Did you ever have to translate a string which consists mainly
of some magic "percent-letter" sequences, with a comment that
this is a date format or that you should read the strftime(3)
man page for the full format specification or sometimes even
without any comment at all? Here I'd like to explain only two
format specifiers:
- "%d" will produce the day of the month number preceded with
zero if it is less than 10 (01, 02, ..., 09, 10, 11...)
- "%e" will produce the day of the month number preceded with
a space if it is less than 10 (" 1", " 2", ... " 9",
"10"...)
If this is what you want to achieve then leave this as it is.
However, if you prefer to achieve a plain decimal number without
any additional padding in your translated date format you should
put "-" between the percent character and the letter. This "-"
means "do not pad the day number with an additional zero nor an
additional space". So summarizing:
- "%B %d" will produce "April 09";
- "%B %e" will produce "April 9" (notice two spaces);
- "%B %-d" will produce "April 9";
- "%B %-e" will produce "April 9".
Yes, "%-d" and "%-e" produces the same output.
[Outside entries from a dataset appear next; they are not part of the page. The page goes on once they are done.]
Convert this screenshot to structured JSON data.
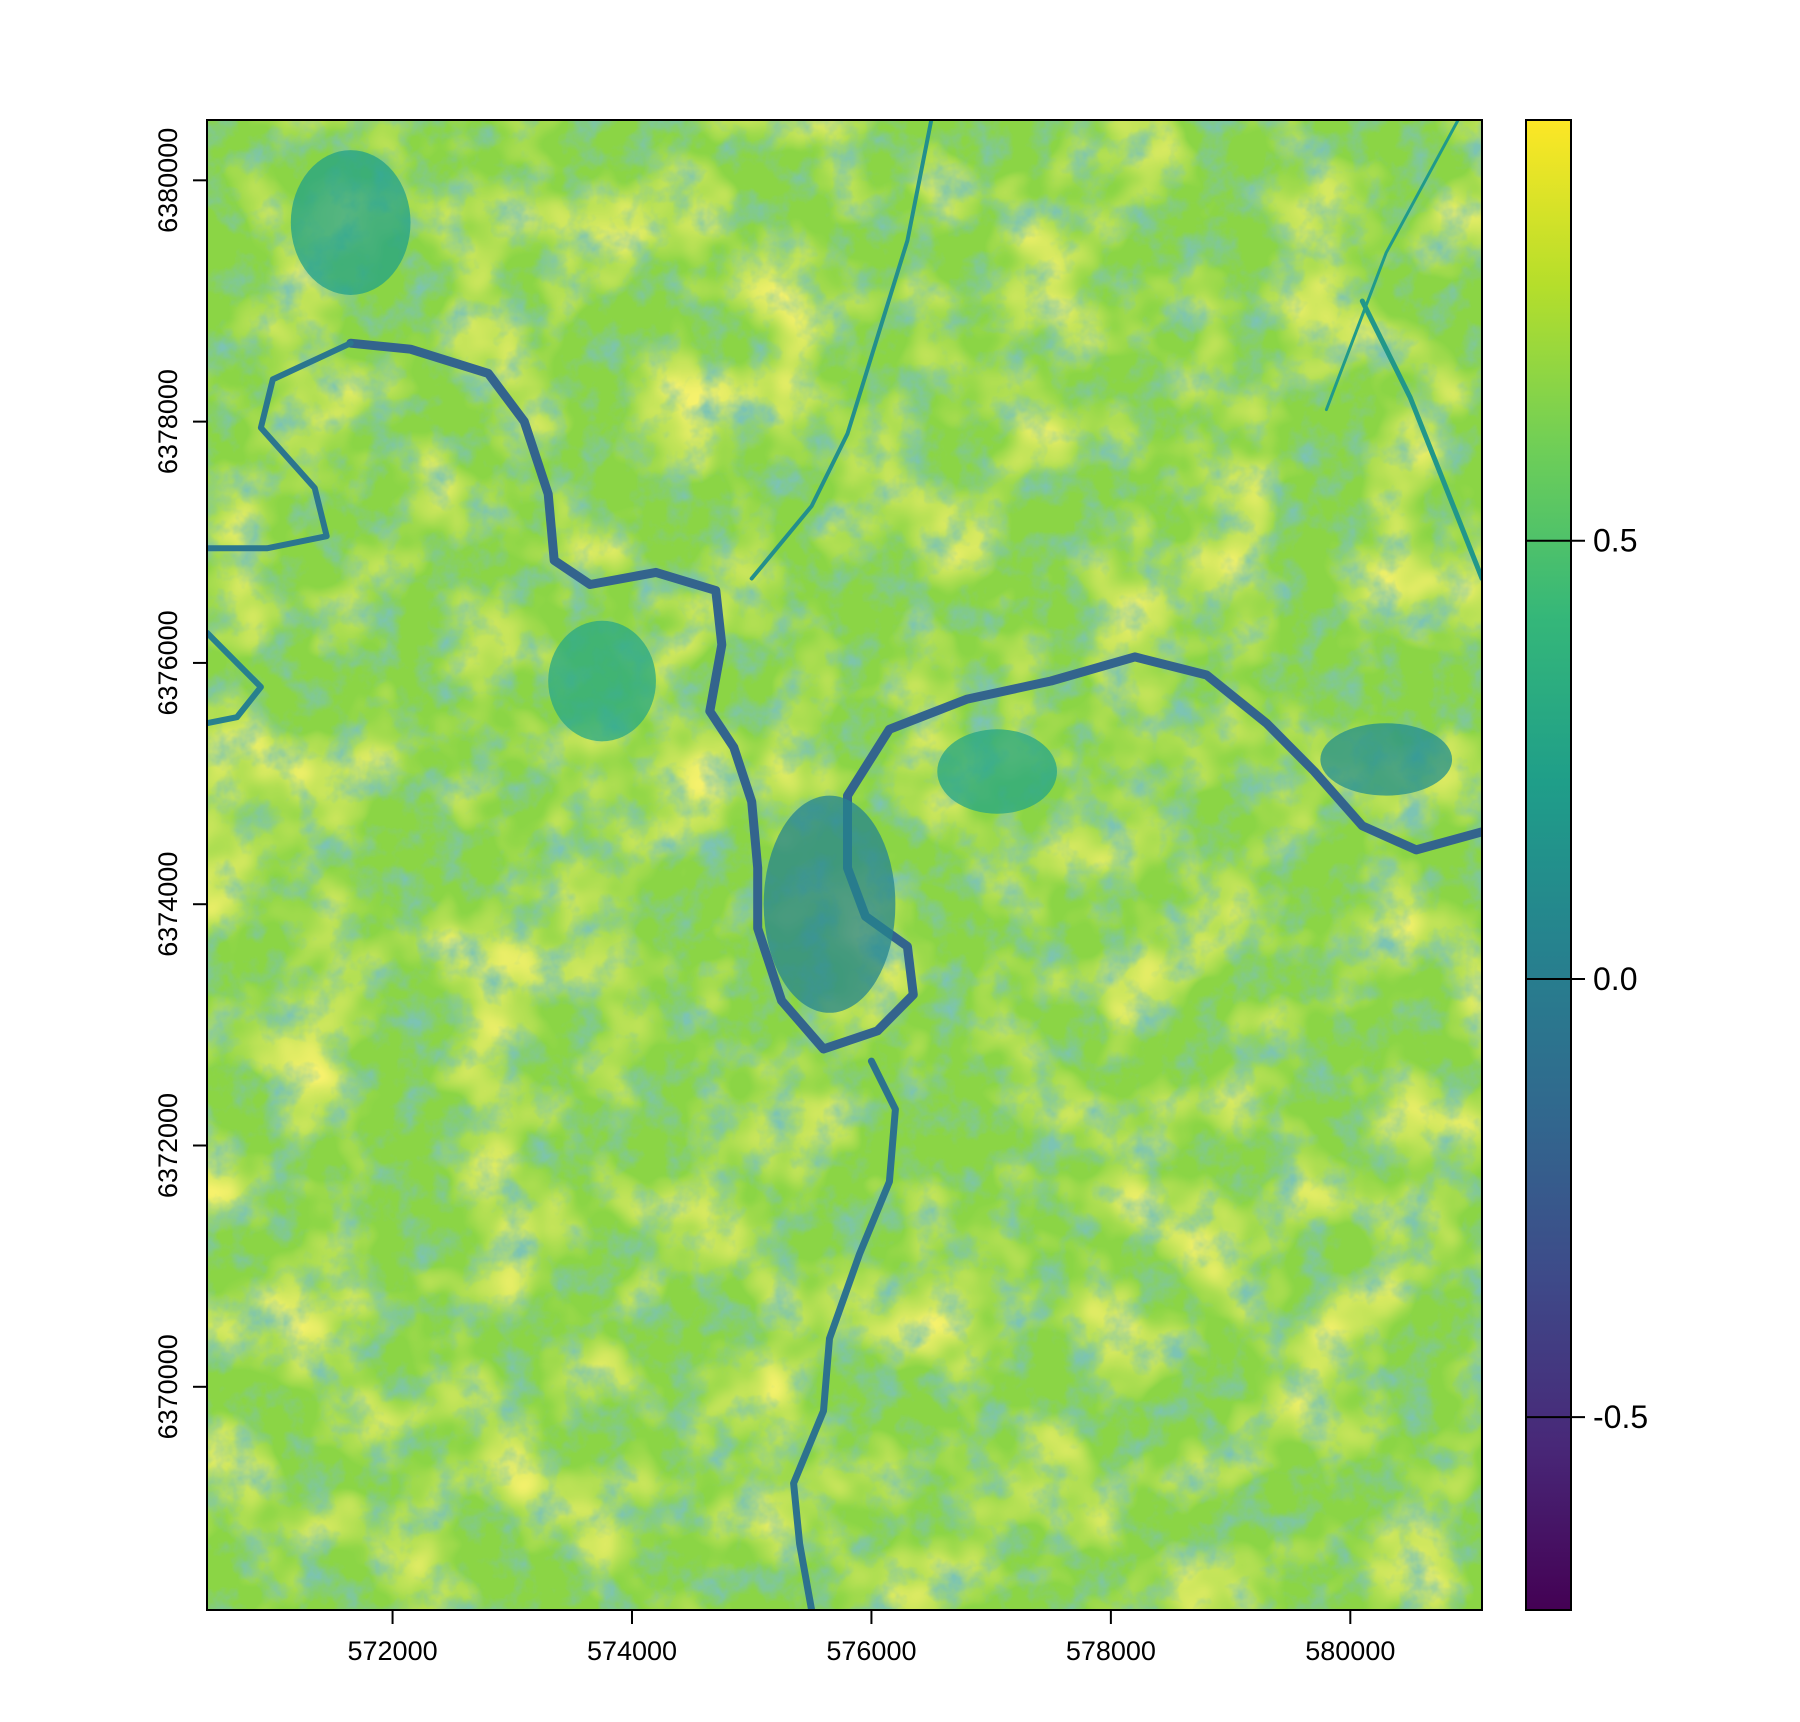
{
  "chart_data": {
    "type": "heatmap",
    "title": "",
    "xlabel": "",
    "ylabel": "",
    "xlim": [
      570450,
      581100
    ],
    "ylim": [
      6368150,
      6380500
    ],
    "x_ticks": [
      {
        "value": 572000,
        "label": "572000"
      },
      {
        "value": 574000,
        "label": "574000"
      },
      {
        "value": 576000,
        "label": "576000"
      },
      {
        "value": 578000,
        "label": "578000"
      },
      {
        "value": 580000,
        "label": "580000"
      }
    ],
    "y_ticks": [
      {
        "value": 6370000,
        "label": "6370000"
      },
      {
        "value": 6372000,
        "label": "6372000"
      },
      {
        "value": 6374000,
        "label": "6374000"
      },
      {
        "value": 6376000,
        "label": "6376000"
      },
      {
        "value": 6378000,
        "label": "6378000"
      },
      {
        "value": 6380000,
        "label": "6380000"
      }
    ],
    "colorbar": {
      "range": [
        -0.72,
        0.98
      ],
      "colormap": "viridis",
      "colors": [
        "#440154",
        "#482878",
        "#3e4a89",
        "#31688e",
        "#26828e",
        "#1f9e89",
        "#35b779",
        "#6ece58",
        "#b5de2b",
        "#fde725"
      ],
      "ticks": [
        {
          "value": -0.5,
          "label": "-0.5"
        },
        {
          "value": 0.0,
          "label": "0.0"
        },
        {
          "value": 0.5,
          "label": "0.5"
        }
      ]
    },
    "background_value": 0.68,
    "features": {
      "river_main": {
        "value": -0.18,
        "points": [
          [
            571650,
            6378650
          ],
          [
            572150,
            6378600
          ],
          [
            572800,
            6378400
          ],
          [
            573100,
            6378000
          ],
          [
            573300,
            6377400
          ],
          [
            573350,
            6376850
          ],
          [
            573650,
            6376650
          ],
          [
            574200,
            6376750
          ],
          [
            574700,
            6376600
          ],
          [
            574750,
            6376150
          ],
          [
            574650,
            6375600
          ],
          [
            574850,
            6375300
          ],
          [
            575000,
            6374850
          ],
          [
            575050,
            6374300
          ],
          [
            575050,
            6373800
          ],
          [
            575250,
            6373200
          ],
          [
            575600,
            6372800
          ],
          [
            576050,
            6372950
          ],
          [
            576350,
            6373250
          ],
          [
            576300,
            6373650
          ],
          [
            575950,
            6373900
          ],
          [
            575800,
            6374300
          ],
          [
            575800,
            6374900
          ],
          [
            576150,
            6375450
          ],
          [
            576800,
            6375700
          ],
          [
            577500,
            6375850
          ],
          [
            578200,
            6376050
          ],
          [
            578800,
            6375900
          ],
          [
            579300,
            6375500
          ],
          [
            579700,
            6375100
          ],
          [
            580100,
            6374650
          ],
          [
            580550,
            6374450
          ],
          [
            581100,
            6374600
          ]
        ]
      },
      "river_west": {
        "value": -0.05,
        "points": [
          [
            571650,
            6378650
          ],
          [
            571000,
            6378350
          ],
          [
            570900,
            6377950
          ],
          [
            571350,
            6377450
          ],
          [
            571450,
            6377050
          ],
          [
            570950,
            6376950
          ],
          [
            570450,
            6376950
          ]
        ]
      },
      "river_west2": {
        "value": 0.02,
        "points": [
          [
            570450,
            6376250
          ],
          [
            570900,
            6375800
          ],
          [
            570700,
            6375550
          ],
          [
            570450,
            6375500
          ]
        ]
      },
      "stream_south": {
        "value": -0.08,
        "points": [
          [
            576000,
            6372700
          ],
          [
            576200,
            6372300
          ],
          [
            576150,
            6371700
          ],
          [
            575900,
            6371100
          ],
          [
            575650,
            6370400
          ],
          [
            575600,
            6369800
          ],
          [
            575350,
            6369200
          ],
          [
            575400,
            6368700
          ],
          [
            575500,
            6368150
          ]
        ]
      },
      "stream_north": {
        "value": 0.12,
        "points": [
          [
            575000,
            6376700
          ],
          [
            575500,
            6377300
          ],
          [
            575800,
            6377900
          ],
          [
            576050,
            6378700
          ],
          [
            576300,
            6379500
          ],
          [
            576500,
            6380500
          ]
        ]
      },
      "stream_east": {
        "value": 0.18,
        "points": [
          [
            580100,
            6379000
          ],
          [
            580500,
            6378200
          ],
          [
            580900,
            6377200
          ],
          [
            581100,
            6376700
          ]
        ]
      },
      "stream_ne": {
        "value": 0.2,
        "points": [
          [
            579800,
            6378100
          ],
          [
            580300,
            6379400
          ],
          [
            580900,
            6380500
          ]
        ]
      },
      "town_center": {
        "value": 0.05,
        "cx": 575650,
        "cy": 6374000,
        "rx": 550,
        "ry": 900
      },
      "town_west": {
        "value": 0.3,
        "cx": 573750,
        "cy": 6375850,
        "rx": 450,
        "ry": 500
      },
      "town_ne": {
        "value": 0.28,
        "cx": 577050,
        "cy": 6375100,
        "rx": 500,
        "ry": 350
      },
      "town_nw": {
        "value": 0.25,
        "cx": 571650,
        "cy": 6379650,
        "rx": 500,
        "ry": 600
      },
      "fields_east": {
        "value": 0.12,
        "cx": 580300,
        "cy": 6375200,
        "rx": 550,
        "ry": 300
      }
    }
  }
}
Of course, "April" will be translated to your language automatically,
and of course you can reorder the format specifiers (do you want
"April 9" or "9 April"?) and you can put something different between
the format specifiers than a single space, according to the rules
of your language.
Best regards,
Rafal
Hi Rafal,
It's very helpful. Thanks. There is an old L10n tips wiki page on Fedora wiki, it will
be better if this can be added in there. Sorry I couldn't find the URL now, but I will
try to find it if you are willing to share it on the wiki.